Tapi MK tidak goyah. Atas nama konstitusi dan semangat reformasi, MK memutuskan masa jabatan haruslah dibatasi maksimal 2 periode, meski jabatan itu tidak berturut-turut.
"Pembatasan demikian justru diperlukan dalam rangka mewujudkan penyelenggaraan prinsip demokrasi dan pembatasan kekuasaan yang justru menjadi spirit UUD 1945," tegas 9 hakim konstitusi dengan suara bulat," demikian bunyi putusan majelis MK pada 6 Mei 2008.
Putusan itu diketok oleh Jimly Asshiddiqie, HAS Natabaya, Abdul Mukthie Fadjar, Harjono, H.M. Laica Marzuki, I Dewa Gede Palguna, Maruarar Siahaan, Soedarsono, dan M Mahfud MD.
Dari parlemen, sindiran juga datang dari Wakil Ketua DPR Fahri Hamzah. Menurut Fahri, JK lebih baik tidak maju lagi di pilpres mendatang.
"Saya adalah orang yang paling setuju JK tidak maju lagi. Karena dari sisi perspektif saya yang mengamati Islam. JK itu udah nggak bermanfaat lagi bagi perjuangan kelompok Islam dan hanya dipakai-pakai aja gitu. Mendingan nggak usah," kata Fahri Hamzah.
Di sisi lain, JK mengatakan dirinya sebenarnya sudah menyatakan akan istirahat dan memberi kesempatan kepada generasi yang lebih muda.

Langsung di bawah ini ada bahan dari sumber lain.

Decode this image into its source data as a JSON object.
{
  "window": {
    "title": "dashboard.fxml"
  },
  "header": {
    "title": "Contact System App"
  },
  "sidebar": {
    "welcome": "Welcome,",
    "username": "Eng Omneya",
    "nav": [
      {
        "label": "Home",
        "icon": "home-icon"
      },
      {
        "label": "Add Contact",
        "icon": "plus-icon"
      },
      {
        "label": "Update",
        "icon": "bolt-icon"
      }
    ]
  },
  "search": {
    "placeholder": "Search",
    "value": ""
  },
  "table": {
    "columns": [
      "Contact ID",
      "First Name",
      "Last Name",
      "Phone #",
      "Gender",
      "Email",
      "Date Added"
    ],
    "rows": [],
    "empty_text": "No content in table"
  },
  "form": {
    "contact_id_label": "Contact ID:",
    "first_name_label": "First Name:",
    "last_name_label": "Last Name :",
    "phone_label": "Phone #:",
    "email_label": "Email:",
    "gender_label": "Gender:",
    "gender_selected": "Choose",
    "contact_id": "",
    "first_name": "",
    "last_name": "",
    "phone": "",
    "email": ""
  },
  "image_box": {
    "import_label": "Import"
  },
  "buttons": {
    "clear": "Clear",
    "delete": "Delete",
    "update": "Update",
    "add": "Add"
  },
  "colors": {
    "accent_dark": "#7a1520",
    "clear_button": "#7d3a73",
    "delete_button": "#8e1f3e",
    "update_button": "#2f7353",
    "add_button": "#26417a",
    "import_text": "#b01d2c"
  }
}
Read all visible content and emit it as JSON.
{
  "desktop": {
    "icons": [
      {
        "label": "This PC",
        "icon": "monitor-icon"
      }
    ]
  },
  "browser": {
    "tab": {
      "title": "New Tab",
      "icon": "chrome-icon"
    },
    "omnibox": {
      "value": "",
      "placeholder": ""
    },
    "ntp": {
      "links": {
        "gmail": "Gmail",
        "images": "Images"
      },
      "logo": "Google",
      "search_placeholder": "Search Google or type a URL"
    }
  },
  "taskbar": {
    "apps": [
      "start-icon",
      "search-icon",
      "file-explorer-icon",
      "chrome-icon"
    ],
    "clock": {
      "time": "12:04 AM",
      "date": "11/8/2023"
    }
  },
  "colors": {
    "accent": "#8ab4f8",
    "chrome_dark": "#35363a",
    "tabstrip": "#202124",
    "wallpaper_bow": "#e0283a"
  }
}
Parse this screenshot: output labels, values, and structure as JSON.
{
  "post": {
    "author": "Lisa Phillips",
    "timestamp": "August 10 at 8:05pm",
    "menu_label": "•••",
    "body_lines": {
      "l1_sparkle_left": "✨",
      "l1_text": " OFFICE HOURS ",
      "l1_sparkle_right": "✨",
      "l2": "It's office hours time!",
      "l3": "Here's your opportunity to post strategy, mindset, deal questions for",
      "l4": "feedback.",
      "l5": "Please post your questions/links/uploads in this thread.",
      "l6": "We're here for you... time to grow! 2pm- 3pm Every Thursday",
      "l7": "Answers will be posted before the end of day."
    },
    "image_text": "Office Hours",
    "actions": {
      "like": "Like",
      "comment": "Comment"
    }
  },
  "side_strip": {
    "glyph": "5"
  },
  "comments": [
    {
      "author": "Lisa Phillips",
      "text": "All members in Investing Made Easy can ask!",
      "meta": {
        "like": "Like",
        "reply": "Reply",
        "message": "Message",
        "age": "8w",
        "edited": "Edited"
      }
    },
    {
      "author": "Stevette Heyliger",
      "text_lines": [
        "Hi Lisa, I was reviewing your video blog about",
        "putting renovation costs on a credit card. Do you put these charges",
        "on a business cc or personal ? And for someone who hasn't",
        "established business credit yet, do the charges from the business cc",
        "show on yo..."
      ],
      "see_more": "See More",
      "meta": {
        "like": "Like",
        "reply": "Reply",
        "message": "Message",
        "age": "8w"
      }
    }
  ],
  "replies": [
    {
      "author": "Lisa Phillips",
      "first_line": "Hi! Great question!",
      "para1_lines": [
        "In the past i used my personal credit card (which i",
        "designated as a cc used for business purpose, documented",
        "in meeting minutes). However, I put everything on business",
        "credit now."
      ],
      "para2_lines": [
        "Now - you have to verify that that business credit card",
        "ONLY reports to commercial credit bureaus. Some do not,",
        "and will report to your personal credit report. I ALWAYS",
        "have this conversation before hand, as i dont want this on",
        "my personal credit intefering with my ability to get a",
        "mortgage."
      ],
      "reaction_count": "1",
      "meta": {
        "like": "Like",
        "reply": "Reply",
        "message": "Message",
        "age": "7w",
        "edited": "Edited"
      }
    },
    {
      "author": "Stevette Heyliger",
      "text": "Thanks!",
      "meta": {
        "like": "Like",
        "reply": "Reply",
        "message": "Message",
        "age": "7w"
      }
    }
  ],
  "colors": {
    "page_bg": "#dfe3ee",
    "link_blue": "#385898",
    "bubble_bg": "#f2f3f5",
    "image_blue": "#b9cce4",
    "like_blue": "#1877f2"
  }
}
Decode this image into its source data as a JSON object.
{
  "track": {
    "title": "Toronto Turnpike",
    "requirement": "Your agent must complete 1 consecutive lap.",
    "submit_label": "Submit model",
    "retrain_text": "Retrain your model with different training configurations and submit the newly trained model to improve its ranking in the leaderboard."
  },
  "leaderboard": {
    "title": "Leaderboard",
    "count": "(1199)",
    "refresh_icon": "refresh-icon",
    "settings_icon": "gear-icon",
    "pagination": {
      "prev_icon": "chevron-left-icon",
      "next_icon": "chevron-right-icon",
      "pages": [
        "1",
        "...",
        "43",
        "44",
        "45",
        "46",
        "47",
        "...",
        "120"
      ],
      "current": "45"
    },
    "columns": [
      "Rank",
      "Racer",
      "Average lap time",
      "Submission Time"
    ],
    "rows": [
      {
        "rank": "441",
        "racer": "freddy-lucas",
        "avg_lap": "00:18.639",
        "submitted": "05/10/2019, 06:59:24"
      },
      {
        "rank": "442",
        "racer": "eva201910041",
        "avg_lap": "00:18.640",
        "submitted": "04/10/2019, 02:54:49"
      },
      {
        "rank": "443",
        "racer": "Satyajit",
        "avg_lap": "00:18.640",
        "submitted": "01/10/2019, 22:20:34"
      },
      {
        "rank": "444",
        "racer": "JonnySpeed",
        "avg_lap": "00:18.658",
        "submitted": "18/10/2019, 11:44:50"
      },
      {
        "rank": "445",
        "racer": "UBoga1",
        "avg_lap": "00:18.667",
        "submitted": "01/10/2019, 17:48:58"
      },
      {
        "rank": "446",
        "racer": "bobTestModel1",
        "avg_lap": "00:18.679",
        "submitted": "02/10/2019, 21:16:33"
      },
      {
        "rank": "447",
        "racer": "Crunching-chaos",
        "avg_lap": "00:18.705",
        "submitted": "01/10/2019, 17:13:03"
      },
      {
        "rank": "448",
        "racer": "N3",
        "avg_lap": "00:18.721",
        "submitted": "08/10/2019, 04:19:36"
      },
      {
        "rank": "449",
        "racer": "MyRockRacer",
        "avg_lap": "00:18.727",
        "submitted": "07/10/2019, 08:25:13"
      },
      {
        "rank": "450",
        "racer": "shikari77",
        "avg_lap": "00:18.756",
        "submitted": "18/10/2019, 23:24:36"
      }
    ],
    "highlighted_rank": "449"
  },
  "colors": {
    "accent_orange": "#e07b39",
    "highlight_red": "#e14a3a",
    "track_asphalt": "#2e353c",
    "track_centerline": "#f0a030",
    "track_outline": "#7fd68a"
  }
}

Namun, dia melanjutkan, ada perkembangan di luar kepentingan pribadinya, ada perkembangan di Pemerintahan yang disebutnya membutuhkan kesinambungan.
"Sehingga banyak pembicaraan-pembicaraan awal yang kemudian meminta saya, tapi tergantung dari penafsiran MK, saya sendiri hanya ikut mempertanyakan penafsiran MK tentang UUD Pasal 7 itu. Kalau sudah ada hasil MK, itu baru berpikir lebih lanjut lagi, sementara ini hanya meminta penafsiran saja," ujarnya.